In an effort to make sure I didn't start to sound as unhinged as the end of Behind Her Eyes, I reached out to Netflix for a comment on my theory. The streaming service confirmed yes, my observation was correct and the poster was, in fact, subtly alluding to Rob's deep dark secret.
There are, of course, several other clues director Erik Richter Strand snuck into the show to hint at Rob's nefarious involvement. There's how much Rob-Adele cooks for David—remember, the first time Rob met David, he cooked for him and David was blown away by his abilities, while Adele didn't seem to be able to make anything from scratch. There's also Rob-Adele's heroin use—Rob was the one with an addiction problem, not Adele, so her using the drug is a clear sign she's not being herself. Not to mention, it only fits that Adele would have Rob's diary if she were not actually Adele and, in fact, Rob's soul in hiding. (Same with the wooden box that Adele was shown giving Rob. She doesn't keep the box after his death, Rob-Adele just takes the gift he was given, even though he did murder the person who gave him the gift.) And consider how Adele's body language and literally language changes after her body is taken over by Rob. Suddenly she's reserved and nervous around David, instead of carefree and affectionate, and she begins to talk about her past life as "shitty" and "nasty." Audiences, at first, believed this was because Adele was in shock over Rob's death or upset about her parents' death, but really it was just Rob's experiences and persona breaking through.
Astral projection is also hinted at throughout the series, most notably in the strange, aerial camera angles that indicate Rob's soul's perspective. It also explains the scene when Rob-Adele tours Louise's flat; she needs to memorize the space to return there in her dreams. And in one of her flashbacks, Adele even hints, "sleep is different for me."
Buzzfeed also notes how colors play a major role in hinting at the big reveal—the characters even wear clothing that matches their aura hue. When Rob and Adele first astral project together, Adele's aura is pink while Rob's is blue. But when Rob-Adele is seen floating around, it's blue, not pink, indicating the soul-switch. (There's even a blue orb in the opening title sequence, per Buzzfeed, suggesting Rob's presence from the get-go.)
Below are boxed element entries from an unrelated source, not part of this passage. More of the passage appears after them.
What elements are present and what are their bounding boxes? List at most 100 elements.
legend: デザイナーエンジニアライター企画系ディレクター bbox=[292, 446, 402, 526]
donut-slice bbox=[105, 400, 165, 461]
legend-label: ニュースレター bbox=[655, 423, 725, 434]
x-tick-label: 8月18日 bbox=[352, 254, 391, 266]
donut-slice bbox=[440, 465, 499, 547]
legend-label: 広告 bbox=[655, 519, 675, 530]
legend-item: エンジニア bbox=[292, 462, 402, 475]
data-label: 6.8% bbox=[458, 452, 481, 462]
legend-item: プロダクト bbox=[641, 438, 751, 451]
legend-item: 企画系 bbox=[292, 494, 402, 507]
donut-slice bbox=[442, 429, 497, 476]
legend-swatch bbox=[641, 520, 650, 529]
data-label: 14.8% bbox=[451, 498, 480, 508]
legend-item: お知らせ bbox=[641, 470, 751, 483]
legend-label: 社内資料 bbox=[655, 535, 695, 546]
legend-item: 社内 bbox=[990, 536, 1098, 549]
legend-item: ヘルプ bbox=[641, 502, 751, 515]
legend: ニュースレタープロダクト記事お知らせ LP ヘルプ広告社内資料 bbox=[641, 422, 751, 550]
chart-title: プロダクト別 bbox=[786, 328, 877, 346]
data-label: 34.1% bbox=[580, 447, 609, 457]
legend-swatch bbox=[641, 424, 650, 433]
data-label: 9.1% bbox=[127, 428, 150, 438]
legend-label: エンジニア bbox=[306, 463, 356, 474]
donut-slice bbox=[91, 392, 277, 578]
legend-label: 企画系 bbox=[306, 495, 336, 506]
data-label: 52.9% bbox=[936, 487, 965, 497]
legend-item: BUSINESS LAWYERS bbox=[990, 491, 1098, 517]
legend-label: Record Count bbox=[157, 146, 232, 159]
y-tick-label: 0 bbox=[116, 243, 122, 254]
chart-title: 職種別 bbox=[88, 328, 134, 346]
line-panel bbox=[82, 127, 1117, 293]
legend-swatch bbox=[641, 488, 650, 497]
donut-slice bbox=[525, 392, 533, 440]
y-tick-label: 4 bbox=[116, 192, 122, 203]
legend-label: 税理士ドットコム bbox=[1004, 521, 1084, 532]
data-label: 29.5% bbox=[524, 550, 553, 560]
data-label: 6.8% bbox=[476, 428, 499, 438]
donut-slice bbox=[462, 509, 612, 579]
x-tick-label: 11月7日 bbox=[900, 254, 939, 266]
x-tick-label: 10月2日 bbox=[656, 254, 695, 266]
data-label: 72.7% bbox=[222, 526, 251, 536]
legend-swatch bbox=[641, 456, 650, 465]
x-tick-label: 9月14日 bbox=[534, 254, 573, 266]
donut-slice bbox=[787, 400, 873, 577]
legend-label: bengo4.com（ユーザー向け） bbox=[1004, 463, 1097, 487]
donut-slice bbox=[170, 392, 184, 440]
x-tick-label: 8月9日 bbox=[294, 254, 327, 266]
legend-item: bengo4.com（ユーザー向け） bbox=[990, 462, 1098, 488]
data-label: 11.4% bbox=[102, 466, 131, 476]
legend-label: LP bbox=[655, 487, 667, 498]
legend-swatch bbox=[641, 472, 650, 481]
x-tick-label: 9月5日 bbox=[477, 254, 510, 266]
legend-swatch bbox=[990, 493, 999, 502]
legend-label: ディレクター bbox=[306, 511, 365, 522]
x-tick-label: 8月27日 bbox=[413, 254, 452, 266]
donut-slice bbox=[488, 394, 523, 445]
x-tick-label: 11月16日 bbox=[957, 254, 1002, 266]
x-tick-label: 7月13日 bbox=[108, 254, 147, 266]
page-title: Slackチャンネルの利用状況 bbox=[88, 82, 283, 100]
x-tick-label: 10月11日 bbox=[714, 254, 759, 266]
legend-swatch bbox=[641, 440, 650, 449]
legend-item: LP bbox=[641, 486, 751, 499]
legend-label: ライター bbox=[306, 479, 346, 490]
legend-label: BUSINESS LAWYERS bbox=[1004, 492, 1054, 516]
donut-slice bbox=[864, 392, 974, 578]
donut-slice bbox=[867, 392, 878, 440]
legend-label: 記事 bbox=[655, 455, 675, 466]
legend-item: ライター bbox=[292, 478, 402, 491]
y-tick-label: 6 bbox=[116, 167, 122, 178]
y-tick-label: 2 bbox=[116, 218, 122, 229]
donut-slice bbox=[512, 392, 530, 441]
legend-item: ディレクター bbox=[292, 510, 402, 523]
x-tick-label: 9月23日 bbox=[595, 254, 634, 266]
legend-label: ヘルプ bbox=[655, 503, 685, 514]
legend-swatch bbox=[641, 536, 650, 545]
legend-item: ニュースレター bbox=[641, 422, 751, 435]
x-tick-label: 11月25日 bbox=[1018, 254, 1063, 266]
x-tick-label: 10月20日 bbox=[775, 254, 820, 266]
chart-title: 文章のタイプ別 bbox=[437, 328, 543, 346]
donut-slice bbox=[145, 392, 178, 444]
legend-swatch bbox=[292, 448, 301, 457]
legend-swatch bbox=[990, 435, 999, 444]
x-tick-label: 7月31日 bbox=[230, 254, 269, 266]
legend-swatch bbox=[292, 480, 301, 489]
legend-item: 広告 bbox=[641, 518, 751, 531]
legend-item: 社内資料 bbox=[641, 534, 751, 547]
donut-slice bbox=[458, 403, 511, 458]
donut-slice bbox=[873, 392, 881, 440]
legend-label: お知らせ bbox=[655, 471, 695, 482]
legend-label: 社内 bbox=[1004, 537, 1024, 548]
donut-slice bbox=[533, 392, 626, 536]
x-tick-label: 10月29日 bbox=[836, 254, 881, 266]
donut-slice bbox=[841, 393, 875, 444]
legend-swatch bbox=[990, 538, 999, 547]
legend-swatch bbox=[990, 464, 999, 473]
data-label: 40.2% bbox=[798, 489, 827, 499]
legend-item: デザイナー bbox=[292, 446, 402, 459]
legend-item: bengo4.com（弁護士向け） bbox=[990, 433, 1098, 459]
It's not entirely shocking that the series went to painstaking efforts to queue up that unbelievable ending. Sarah Pinborough, who wrote the book the Netflix series was based on recently told The Guardian how important it was to her that the ending held up to scrutiny. "The clues had to be there," she said. “Everything had to have dual meaning so that no one could say this character lied. I would have hated that.”